В самом деле, «несовершенная и произвольная» система постановки диагнозов повлияет на жизнь одного из пяти взрослых американцев, которые в этом году заметят у себя симптомы психического заболевания. Сильнее всего это заденет 4 % американцев, которые борются с серьезными психическими заболеваниями[1], – их продолжительность жизни часто сокращается на 10–20 лет. Несмотря на весь прогресс в медицине – яркой иллюстрацией которого является моя история – самым больным из нас становится все хуже.

Даже если вы один из редких счастливчиков, в активности синапсов которых никогда не сомневались, это ограничение касается и вас. Оно определяет, как вы называете свои страдания, как вы сравниваете свое нестандартное поведение с поведением других, как вы понимаете самого себя. В конце концов, психиатры раньше звались алиенистами – такой термин передает не только оторванность этих врачей от остальной медицины и отчужденность их пациентов, но и их иное бытие[2]. «Безумие преследует воображение человека. Оно завораживает и пугает одновременно. Мало у кого есть иммунитет к его ужасам», – писал социолог Эндрю Скалл в своей книге «Безумие в цивилизации»[3]. «Оно бросает вызов нашему чувству того, где кончается человеческое». Нельзя отрицать, очень грустно видеть человека, живущего в иной реальности, хотя наука и доказывает, что создаваемые разумом карты миров совершенно уникальны. Каждый мозг интерпретирует окружающую действительность по-своему – ваш синий может быть не тем синим, что вижу я. И при этом мы боимся непредсказуемости психически больных. Они «иные». Этот страх происходит из пугающего осознания того, что какими бы здравомыслящими, здоровыми и нормальными мы себя ни считали, наша реальность тоже может быть искажена.
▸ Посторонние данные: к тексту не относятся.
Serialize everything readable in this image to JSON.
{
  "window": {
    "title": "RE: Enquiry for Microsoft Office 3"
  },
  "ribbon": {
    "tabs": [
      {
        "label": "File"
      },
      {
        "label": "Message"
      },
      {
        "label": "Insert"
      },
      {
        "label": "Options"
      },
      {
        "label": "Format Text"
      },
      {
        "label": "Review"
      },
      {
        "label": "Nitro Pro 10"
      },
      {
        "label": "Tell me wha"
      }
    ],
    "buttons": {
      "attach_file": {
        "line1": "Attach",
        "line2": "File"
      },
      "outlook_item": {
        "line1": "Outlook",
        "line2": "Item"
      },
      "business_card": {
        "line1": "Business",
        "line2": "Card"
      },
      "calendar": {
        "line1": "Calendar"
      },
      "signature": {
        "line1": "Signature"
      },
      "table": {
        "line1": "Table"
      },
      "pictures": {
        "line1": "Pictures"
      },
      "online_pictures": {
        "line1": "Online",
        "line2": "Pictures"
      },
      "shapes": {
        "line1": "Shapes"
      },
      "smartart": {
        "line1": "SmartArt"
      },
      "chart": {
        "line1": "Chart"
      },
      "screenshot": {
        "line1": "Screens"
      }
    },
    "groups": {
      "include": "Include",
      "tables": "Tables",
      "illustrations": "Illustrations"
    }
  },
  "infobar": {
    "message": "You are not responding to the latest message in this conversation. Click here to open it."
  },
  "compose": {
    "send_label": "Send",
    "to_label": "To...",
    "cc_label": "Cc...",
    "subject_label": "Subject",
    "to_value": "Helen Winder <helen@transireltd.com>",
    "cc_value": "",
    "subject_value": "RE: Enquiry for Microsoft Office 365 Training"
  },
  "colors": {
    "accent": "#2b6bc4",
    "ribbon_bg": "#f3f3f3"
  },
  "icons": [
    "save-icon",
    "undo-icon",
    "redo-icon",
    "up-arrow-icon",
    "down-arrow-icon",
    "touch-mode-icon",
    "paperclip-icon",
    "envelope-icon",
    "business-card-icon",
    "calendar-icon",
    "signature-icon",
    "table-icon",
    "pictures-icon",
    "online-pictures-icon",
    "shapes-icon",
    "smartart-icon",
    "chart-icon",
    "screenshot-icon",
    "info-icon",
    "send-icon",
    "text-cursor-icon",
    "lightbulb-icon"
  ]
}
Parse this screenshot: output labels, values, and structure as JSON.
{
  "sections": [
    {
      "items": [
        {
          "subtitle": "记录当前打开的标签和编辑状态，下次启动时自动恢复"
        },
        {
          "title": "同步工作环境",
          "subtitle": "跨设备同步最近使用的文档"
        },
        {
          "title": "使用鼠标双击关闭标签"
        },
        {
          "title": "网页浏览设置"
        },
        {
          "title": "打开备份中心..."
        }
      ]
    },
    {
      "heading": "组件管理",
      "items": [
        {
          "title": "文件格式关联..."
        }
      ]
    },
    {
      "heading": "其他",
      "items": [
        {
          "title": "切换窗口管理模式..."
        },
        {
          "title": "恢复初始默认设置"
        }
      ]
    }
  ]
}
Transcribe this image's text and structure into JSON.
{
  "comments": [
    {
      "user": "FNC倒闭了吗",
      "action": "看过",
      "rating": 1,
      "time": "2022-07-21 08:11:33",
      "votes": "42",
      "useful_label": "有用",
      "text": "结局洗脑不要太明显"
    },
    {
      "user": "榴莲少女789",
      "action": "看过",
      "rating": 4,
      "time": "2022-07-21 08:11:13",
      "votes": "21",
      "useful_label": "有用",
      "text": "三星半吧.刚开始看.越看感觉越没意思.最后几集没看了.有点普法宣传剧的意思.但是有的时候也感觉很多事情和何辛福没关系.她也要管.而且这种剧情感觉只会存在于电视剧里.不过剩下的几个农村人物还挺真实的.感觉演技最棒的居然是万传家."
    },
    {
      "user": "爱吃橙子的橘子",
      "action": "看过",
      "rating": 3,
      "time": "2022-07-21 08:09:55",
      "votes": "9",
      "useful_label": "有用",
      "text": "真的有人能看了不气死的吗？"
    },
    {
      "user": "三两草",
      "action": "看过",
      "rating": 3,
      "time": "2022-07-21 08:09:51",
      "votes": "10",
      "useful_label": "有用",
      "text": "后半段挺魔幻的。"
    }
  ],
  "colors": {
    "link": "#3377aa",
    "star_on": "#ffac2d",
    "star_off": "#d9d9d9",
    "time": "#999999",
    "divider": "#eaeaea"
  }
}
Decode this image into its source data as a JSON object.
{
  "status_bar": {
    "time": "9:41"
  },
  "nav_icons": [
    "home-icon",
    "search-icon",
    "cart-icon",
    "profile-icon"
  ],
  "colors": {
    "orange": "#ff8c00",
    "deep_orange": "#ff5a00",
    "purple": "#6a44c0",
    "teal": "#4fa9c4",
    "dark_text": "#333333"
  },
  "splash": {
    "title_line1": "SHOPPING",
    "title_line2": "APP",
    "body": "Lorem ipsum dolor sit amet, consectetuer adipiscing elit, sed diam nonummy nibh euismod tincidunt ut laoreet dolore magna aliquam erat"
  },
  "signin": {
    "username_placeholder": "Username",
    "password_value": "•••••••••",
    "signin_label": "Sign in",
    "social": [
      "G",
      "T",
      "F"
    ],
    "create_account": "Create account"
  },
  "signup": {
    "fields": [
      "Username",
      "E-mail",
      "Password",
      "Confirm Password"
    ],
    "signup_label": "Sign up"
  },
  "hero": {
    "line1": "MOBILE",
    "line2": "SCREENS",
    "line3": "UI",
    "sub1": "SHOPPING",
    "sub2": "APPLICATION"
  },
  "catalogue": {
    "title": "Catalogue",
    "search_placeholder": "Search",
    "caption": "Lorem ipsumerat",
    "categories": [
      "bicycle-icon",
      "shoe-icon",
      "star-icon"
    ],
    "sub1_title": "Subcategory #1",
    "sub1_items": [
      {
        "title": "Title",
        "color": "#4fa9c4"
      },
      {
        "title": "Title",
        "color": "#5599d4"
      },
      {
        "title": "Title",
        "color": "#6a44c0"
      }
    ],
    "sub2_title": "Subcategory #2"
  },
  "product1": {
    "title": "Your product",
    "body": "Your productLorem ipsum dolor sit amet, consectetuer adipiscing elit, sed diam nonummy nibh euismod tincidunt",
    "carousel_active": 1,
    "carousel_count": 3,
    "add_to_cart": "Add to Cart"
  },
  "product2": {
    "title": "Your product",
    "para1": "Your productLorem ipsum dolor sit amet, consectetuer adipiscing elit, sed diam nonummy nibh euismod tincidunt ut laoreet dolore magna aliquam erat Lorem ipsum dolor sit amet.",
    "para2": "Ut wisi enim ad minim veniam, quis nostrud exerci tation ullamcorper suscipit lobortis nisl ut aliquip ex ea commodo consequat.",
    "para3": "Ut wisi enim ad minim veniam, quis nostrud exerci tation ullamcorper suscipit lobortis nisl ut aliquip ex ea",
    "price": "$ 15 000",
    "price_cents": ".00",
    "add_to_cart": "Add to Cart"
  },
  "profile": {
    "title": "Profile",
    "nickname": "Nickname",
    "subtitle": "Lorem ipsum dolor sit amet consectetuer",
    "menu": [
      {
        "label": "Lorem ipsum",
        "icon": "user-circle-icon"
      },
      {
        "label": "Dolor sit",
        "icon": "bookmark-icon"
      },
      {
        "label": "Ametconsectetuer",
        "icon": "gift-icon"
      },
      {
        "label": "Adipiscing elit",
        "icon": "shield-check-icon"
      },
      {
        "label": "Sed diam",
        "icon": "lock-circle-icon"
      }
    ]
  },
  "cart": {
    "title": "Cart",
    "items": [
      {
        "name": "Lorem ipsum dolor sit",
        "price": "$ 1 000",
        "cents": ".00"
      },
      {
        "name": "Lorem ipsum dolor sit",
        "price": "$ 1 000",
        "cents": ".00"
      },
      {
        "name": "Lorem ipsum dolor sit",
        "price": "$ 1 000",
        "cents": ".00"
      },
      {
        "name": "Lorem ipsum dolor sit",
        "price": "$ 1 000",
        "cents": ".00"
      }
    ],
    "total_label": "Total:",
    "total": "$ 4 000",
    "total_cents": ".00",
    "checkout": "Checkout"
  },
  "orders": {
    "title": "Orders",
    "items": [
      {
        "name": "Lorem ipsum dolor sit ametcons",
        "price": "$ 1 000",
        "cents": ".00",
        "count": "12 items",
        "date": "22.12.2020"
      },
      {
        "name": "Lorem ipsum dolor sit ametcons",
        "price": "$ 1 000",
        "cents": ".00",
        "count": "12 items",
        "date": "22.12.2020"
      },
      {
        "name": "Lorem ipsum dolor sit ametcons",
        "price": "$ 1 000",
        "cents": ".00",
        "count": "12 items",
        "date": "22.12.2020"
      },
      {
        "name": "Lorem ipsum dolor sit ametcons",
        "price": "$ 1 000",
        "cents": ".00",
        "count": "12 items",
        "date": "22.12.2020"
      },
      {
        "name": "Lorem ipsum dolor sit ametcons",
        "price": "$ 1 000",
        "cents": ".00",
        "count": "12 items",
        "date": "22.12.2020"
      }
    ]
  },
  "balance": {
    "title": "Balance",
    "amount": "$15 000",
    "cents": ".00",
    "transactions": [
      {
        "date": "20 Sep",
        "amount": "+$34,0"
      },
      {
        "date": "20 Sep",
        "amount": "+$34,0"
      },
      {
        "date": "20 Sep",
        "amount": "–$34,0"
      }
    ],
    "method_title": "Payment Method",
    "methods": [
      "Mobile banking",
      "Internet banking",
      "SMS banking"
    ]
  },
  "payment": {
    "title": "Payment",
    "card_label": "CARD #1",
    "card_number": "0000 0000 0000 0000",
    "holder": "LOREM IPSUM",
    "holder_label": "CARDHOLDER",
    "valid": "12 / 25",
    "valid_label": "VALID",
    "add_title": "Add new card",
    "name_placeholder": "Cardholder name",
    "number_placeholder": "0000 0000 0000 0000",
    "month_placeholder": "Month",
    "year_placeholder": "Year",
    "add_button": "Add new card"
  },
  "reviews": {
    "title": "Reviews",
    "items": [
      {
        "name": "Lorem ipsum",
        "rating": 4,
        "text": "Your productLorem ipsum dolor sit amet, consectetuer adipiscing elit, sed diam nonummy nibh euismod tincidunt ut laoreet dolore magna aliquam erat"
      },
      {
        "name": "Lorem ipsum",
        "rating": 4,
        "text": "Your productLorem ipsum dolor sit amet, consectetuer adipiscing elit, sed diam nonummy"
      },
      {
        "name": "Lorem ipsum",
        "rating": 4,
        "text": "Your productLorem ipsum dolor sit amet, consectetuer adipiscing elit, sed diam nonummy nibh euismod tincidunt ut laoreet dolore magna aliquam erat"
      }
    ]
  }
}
До двадцати четырех лет я знала о сумасшествии только из «Дневника Алисы»[4], который стащила, учась в начальной школе. Еще слышала о брате отчима с шизофренией и порой опускала глаза, проходя мимо бездомного, дерущегося с невидимыми врагами. Я столкнулась с безумием лицом к лицу, когда будучи газетным репортером брала в тюрьме интервью у знаменитого социопата, остроумие которого обеспечило прекрасный тираж. Психические заболевания хороши и в кино: в «Играх разума» Рассел Кроу играет гениального математика Джона Нэша, записывая уравнения на доске, а в «Прерванной жизни» пограничное расстройство личности переживает сексуальная героиня Вайноны Райдер. Как будто это какой-то вдохновляющий, мучительный, но утонченный закрытый клуб.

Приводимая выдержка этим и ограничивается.